Pour en revenir au sujet, nous avions été contactés pour la réalisation d’une publicité Hyundai, pour le modèle Sonata plus précisément. Dans la réflexion qui précéda la réalisation, Jean-Pierre remarqua que l’achat d’un véhicule neuf n’est à la portée que d’une frange insignifiante de la population: une partie de la classe moyenne et la bourgeoisie bien évidemment. Le spot fut calculé pour toucher cette clientèle. D’où le concept de la bulle.

On voit donc un intérieur climatisé avec gros plans sur le tableau de bord et les accessoires et à l’extérieur des fragments du véhicule qui se fraie un passage à travers le Port-au-Prince déjà passablement esquinté de l’époque qui n’est jamais vu autrement qu’à travers le pare-brise protecteur. Le tout accompagné par les notes d’une merveilleuse sonate de Chopin inspirée bien évidemment par le modèle du véhicule (Sonata). Je me souviens aussi que le produit final ne fut pas précisément au goût du client et ne connut donc pas une très large diffusion.

Mais j’ai retenu l’idée de cette bulle, d’autant qu’on la côtoie tous les jours dans l’univers chaotique de la capitale haïtienne. Ce sont ces gros véhicules aux vitres remontées (de préférence teintées), boîtes climatisées, insonorisées, aseptisées, qui pataugent dans nos rues crevassées, souillées, nos marchés à ciel ouvert. Ce sont aussi ces résidences entourées de murailles imprenables, qui ne permettent même pas d’apprécier les millions investis dans leur architecture, pied-de-nez aux bidonvilles jamais bien loin. Ce sont les agents de sécurité lourdement armés à l’entrée de nos supermarchés, banques et commerces en général, censés nous donner cette illusion de sécurité, vite perdue une fois retournés dans la chaleur du béton.

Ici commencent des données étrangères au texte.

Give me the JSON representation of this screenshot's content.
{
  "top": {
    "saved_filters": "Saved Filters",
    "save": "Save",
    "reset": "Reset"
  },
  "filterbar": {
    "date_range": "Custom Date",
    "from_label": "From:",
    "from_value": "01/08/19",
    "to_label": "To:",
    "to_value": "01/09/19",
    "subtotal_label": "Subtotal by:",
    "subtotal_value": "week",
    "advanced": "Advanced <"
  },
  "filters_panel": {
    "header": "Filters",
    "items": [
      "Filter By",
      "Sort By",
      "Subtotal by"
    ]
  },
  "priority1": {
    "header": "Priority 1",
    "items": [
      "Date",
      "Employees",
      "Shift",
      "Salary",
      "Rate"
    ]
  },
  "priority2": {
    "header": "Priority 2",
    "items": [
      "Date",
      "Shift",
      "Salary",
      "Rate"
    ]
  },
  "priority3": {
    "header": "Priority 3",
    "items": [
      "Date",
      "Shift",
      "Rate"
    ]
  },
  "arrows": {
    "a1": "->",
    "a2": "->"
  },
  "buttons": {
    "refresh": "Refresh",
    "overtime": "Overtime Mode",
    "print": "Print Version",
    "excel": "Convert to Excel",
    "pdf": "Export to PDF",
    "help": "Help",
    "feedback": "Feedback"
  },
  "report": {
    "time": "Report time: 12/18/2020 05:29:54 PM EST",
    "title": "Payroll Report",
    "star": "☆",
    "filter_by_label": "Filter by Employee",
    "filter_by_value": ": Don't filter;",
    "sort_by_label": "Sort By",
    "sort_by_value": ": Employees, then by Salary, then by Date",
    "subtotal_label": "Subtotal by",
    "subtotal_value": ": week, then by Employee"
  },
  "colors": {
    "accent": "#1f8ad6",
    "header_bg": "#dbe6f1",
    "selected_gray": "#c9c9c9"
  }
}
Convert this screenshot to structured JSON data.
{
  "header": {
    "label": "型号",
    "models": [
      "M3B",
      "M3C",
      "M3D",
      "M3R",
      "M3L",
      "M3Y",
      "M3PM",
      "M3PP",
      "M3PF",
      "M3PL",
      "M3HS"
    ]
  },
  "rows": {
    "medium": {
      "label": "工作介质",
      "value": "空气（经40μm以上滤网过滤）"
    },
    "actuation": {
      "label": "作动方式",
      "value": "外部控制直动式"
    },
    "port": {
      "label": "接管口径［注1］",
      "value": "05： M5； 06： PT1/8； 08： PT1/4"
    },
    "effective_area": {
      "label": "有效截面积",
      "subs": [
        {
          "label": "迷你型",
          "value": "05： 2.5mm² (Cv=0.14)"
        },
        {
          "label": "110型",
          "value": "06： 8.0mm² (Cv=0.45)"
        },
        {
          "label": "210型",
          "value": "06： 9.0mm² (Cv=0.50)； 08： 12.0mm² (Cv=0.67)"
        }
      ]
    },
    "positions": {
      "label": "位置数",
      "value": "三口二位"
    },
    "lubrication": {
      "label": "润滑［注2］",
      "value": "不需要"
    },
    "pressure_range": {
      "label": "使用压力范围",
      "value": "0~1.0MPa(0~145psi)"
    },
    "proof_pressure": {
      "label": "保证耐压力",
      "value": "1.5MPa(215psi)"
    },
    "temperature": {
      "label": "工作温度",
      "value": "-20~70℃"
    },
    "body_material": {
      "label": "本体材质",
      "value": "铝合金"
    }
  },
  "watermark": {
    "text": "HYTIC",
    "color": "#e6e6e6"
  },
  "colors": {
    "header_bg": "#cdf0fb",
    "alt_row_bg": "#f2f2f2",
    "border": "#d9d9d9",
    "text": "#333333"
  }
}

Ce sont les “ghettos” de nos soirées de plaisir, bars, restaurants, clubs et autres espaces, de préférence perchés dans les hauteurs de Pétion-Ville ou au-delà, trouant le blackout de nos nuits noires, où l’on veut croire, l’espace d’un moment, qu’on pourrait être quelque part à Miami, New-York ou Boston.

La bulle c’est toute une mentalité. La même qui fait que quand l’architecte feu Albert Mangones plaidait pour le développement de la zone entre Mariani et Martissant et pour l’établissement d’une véritable “Riviera” à l’haïtienne en bord de mer à l’entrée sud de Port-au-Prince, nos élites apeurées préféraient se réfugier dans la montagne, sans eau, ni routes ou infrastructures. On connaît la suite de l’histoire. La même aussi qui fait qu’on dépense des fortunes en sécurité individuelle, en sources d’énergies individuelles, en loisirs à l’usage exclusif de l’élite auto-proclamée, au lieu de penser au bien collectif. On est en mode rafistolage permanent, à l’opposé du développement.

Le problème de la bulle est qu’arrive un moment où elle a du mal à nous mettre à l’abri de notre propre pestilence. Il est bon aussi de se rappeler qu’il est dans la nature de la bulle qu’à la fin de l’histoire elle crève.